The couple spend the little money they have on fast food, also buying a few minutes in the air conditioning at the restaurants.
The power in their Ft. Pierce apartment is still out, after FPUA shut off the electricity for nonpayment.
"It's been hot," says Marinack. "There's no hot water, of course so it's either no shower or cold shower."
Florida Legal Aid is now helping the Marinacks build a case against their landlord.
The building was managed by Micahel Hooker and is owned by Hooker's father.
The $600 a month rent is supposed to include all utilities, but Hooker says he couldn't afford to pay the bill after months of tenants not paying their rent.
Hooker told NewsChannel 5 Monday that he was walking away from the building and its problems.
Florida Legal Aid attorney Melanie Poole says it's not that easy.
"He tries to make excuses claiming that people weren't paying rent but even if people aren't paying rent you aren't allowed to do those things," says Poole.
"You are required to continue to provide those services no matter what and if you want to evict people, there are proper means of doing that through the legal system."
Poole is helping the Marinacks find a new place to live.
She's also filing an injunction in court Friday to try to get the power turned on again.
Poole says the building has been in foreclosure for a long time, information that the landlords never disclosed to their tenants.
The owner signed a legal document back in September saying the building was empty.
That's the same month the Marinacks moved in.
Poole says this is a lesson for all renters.

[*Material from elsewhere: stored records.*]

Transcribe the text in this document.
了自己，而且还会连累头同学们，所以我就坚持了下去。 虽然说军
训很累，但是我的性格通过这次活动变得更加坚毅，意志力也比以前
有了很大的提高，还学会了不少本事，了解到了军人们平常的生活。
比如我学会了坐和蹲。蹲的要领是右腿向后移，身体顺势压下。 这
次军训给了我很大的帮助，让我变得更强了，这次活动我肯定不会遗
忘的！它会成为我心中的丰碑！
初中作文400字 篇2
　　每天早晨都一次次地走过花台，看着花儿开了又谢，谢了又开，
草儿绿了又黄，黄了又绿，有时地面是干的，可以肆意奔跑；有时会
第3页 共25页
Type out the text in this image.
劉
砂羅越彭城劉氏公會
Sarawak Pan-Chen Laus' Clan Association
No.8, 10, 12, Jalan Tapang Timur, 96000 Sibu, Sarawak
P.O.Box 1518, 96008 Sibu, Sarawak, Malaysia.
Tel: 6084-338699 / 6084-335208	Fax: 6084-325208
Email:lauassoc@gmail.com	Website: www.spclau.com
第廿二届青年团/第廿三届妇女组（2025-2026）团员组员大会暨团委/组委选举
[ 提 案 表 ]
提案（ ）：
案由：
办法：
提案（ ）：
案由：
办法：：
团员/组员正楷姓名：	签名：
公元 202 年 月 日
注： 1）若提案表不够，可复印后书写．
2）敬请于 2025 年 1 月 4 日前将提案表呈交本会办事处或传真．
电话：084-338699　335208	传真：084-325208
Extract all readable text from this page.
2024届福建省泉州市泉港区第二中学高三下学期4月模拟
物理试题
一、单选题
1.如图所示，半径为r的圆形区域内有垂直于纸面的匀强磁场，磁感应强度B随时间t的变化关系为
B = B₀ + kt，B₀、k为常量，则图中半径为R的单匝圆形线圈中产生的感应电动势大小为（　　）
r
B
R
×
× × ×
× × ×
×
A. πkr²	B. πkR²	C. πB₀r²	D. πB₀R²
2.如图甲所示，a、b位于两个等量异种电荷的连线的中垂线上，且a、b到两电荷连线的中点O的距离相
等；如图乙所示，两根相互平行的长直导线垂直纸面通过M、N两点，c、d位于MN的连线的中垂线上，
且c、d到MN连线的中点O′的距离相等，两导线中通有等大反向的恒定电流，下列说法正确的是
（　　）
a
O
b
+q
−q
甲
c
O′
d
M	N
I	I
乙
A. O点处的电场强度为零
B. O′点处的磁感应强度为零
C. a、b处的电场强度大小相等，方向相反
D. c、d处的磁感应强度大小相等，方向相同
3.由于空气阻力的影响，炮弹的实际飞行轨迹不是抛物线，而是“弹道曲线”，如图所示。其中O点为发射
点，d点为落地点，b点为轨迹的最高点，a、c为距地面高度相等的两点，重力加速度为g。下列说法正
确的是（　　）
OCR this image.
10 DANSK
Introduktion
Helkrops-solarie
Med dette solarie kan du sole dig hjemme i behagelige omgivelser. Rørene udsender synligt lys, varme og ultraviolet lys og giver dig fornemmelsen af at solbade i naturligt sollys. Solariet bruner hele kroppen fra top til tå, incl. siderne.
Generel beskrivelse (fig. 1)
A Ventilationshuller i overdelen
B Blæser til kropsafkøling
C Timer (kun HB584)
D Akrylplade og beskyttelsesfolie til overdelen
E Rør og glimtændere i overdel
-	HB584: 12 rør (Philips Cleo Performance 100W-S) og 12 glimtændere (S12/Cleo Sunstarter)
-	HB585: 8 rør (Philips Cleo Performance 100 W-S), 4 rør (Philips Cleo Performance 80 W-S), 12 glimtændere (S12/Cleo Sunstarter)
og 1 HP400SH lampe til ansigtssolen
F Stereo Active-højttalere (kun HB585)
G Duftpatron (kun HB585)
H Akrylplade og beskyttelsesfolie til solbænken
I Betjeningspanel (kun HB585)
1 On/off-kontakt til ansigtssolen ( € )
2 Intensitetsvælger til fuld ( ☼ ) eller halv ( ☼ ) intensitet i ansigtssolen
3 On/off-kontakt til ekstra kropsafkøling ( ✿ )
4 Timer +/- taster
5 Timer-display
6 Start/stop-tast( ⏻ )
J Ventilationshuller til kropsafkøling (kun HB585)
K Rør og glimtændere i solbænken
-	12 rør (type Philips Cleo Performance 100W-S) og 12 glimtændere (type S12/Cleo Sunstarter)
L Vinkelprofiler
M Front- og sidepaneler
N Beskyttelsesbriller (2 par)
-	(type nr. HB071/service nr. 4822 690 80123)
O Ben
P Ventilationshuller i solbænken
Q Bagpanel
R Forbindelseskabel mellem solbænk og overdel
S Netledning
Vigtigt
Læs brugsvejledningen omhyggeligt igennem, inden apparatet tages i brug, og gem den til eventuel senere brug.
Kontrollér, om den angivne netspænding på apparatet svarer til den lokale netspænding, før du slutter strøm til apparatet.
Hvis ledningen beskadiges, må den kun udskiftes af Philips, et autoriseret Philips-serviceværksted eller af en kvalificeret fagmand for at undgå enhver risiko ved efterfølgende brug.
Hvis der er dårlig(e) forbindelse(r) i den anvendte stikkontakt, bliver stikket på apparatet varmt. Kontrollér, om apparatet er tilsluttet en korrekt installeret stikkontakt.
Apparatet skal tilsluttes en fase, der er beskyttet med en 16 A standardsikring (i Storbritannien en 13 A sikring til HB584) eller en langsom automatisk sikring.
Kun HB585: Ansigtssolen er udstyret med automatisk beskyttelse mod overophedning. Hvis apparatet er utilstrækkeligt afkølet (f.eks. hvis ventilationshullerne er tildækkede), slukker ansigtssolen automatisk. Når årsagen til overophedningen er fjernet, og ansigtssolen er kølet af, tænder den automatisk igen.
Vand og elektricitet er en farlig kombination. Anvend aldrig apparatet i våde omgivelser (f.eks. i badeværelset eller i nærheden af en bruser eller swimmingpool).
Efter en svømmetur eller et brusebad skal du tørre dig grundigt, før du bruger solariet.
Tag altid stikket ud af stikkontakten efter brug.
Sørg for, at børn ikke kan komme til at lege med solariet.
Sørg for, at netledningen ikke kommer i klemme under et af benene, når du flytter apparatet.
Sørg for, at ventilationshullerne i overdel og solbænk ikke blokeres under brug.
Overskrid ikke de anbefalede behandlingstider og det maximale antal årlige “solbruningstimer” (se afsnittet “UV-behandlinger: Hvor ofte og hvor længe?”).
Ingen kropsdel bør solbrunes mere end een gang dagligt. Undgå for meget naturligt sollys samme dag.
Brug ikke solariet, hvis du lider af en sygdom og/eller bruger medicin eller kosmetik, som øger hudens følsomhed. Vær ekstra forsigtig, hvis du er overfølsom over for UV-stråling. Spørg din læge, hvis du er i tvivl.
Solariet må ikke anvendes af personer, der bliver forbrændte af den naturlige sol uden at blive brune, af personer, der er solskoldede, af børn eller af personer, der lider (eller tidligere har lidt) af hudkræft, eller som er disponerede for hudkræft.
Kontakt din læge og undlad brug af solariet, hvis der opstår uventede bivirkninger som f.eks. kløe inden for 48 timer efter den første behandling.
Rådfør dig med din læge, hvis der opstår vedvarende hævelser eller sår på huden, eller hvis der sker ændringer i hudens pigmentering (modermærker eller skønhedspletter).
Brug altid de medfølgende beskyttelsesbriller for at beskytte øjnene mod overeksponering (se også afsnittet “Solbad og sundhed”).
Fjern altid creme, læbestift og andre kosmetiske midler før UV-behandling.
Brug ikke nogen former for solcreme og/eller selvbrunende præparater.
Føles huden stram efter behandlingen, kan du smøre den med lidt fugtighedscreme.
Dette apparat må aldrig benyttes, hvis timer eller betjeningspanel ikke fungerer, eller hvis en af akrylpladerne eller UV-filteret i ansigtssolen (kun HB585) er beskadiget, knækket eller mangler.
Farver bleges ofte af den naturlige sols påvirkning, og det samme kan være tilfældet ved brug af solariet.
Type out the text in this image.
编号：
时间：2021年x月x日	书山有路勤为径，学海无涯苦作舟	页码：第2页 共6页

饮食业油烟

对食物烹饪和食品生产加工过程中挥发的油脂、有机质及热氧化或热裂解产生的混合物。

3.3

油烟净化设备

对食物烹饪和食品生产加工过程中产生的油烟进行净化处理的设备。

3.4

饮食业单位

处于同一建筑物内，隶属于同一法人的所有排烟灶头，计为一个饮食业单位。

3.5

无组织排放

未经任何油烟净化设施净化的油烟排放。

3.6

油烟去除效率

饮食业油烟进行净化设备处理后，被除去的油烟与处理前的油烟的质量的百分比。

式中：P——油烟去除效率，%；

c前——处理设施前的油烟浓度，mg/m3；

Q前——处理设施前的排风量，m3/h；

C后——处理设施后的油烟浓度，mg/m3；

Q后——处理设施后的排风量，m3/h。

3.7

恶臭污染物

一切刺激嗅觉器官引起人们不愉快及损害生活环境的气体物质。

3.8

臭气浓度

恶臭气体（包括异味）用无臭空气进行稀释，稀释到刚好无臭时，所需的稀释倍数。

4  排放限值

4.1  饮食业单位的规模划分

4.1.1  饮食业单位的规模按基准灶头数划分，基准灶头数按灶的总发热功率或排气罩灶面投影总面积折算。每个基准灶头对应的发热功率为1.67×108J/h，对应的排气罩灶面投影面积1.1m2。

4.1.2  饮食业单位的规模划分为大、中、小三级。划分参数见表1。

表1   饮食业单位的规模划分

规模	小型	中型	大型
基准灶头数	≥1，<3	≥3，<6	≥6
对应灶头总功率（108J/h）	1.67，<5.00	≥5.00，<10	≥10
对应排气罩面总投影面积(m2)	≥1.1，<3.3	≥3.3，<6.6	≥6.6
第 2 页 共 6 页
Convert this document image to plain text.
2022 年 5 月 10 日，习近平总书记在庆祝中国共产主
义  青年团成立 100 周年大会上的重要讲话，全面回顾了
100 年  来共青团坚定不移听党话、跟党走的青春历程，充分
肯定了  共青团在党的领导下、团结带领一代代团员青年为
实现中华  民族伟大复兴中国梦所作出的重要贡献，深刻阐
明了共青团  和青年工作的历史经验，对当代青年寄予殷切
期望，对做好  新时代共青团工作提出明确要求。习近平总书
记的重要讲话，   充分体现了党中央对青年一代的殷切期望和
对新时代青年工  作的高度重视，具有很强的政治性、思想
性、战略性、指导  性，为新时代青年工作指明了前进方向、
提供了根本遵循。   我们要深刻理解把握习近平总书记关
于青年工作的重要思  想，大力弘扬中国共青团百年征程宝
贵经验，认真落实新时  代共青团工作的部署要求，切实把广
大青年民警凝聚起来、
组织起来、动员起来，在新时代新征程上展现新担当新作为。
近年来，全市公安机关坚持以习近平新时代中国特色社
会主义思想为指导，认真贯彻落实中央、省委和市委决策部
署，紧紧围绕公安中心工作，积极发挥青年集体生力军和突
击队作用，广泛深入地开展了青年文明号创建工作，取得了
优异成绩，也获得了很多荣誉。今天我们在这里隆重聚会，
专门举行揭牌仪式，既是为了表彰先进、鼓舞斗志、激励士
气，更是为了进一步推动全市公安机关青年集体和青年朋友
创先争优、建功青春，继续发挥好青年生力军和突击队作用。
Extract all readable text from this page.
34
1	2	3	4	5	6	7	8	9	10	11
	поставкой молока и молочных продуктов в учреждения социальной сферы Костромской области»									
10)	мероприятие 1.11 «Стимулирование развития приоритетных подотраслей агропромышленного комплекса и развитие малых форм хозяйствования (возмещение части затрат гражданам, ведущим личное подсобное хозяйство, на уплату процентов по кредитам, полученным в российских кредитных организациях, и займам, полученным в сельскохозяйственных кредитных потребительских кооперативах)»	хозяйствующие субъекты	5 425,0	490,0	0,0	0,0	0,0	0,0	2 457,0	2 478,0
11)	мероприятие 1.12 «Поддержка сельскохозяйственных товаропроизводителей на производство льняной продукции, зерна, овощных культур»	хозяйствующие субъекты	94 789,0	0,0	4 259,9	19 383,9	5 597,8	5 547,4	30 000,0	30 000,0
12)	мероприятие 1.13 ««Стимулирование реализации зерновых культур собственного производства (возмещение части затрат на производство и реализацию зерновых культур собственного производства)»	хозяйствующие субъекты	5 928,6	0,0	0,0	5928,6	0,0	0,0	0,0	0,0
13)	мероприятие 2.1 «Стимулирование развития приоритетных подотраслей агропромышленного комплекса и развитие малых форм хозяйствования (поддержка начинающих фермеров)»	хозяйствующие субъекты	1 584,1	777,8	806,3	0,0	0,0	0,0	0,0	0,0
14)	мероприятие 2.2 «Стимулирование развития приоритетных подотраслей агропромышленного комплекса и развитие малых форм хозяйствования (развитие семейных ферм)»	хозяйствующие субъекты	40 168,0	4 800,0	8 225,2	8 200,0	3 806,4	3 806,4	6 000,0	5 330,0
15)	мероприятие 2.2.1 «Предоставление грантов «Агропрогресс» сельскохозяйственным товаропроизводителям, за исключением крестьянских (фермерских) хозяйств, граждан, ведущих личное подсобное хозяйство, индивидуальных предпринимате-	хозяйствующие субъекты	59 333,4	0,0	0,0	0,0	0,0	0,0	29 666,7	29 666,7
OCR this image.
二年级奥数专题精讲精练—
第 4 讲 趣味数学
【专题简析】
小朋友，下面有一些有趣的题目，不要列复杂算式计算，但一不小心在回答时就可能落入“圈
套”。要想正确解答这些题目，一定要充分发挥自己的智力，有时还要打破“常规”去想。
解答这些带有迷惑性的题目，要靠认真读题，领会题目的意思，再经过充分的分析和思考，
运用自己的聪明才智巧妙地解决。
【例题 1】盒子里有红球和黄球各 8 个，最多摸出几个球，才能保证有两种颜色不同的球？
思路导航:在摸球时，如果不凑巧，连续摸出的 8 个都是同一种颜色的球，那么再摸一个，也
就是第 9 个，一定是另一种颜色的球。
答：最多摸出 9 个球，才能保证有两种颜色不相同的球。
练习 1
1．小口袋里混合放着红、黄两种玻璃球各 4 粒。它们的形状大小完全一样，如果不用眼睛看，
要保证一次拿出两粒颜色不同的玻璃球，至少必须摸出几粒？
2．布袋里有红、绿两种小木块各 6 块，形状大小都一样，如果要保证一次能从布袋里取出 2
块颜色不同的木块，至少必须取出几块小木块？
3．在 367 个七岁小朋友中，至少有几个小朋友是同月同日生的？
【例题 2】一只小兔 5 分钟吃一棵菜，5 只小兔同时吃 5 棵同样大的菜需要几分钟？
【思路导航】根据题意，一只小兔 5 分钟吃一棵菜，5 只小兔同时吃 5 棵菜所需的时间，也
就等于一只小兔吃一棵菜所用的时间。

Check with the Clerk of Courts in your county before you rent a place to see if it's in foreclosure.
Todi Marinack paid her April rent on Friday.
Her studio apartment on South Hutchinson Island in Ft. Pierce costs $600, including utilities.
The power went out Monday morning and Marinack tried calling her landlord.
When she couldn't get in touch with him, she talked to her neighbors in the small complex of 7 units.
"He had contacted a couple people in here, I don't know which ones at first," says Marinack. "But he said that he was going to have the electricity turned off."
Ft. Pierce Utilities shut off the power after several months of late payments or no payments at all.
Now the few residents left in the complex are in the dark.
According to Florida statute, what the landlord did is illegal. It's written right in the state's Tenant Handbook.
"This means the landlord cannot cause by any means, the termination of your utility services including electricity, gas and water, even if the services are in his name or payment of these services are made by him," reads the handbook.
But the situation gets more complicated.
The landlord is, or was until Monday, Michael Hooker.
He manages the property for his father.
Hooker said he's cutting his losses.
He says months of tenants not paying rent left him broke and though he'd like to pay the power bill, he doesn't have the $1,800 needed to turn the electricity back on.
Hooker told us the building is in foreclosure and should belong to the bank in a couple of weeks.
Tenants at the complex wonder how long it will take to get the power restored.
"It's either this or I live in my car," says Marinack. "I don't know what to do."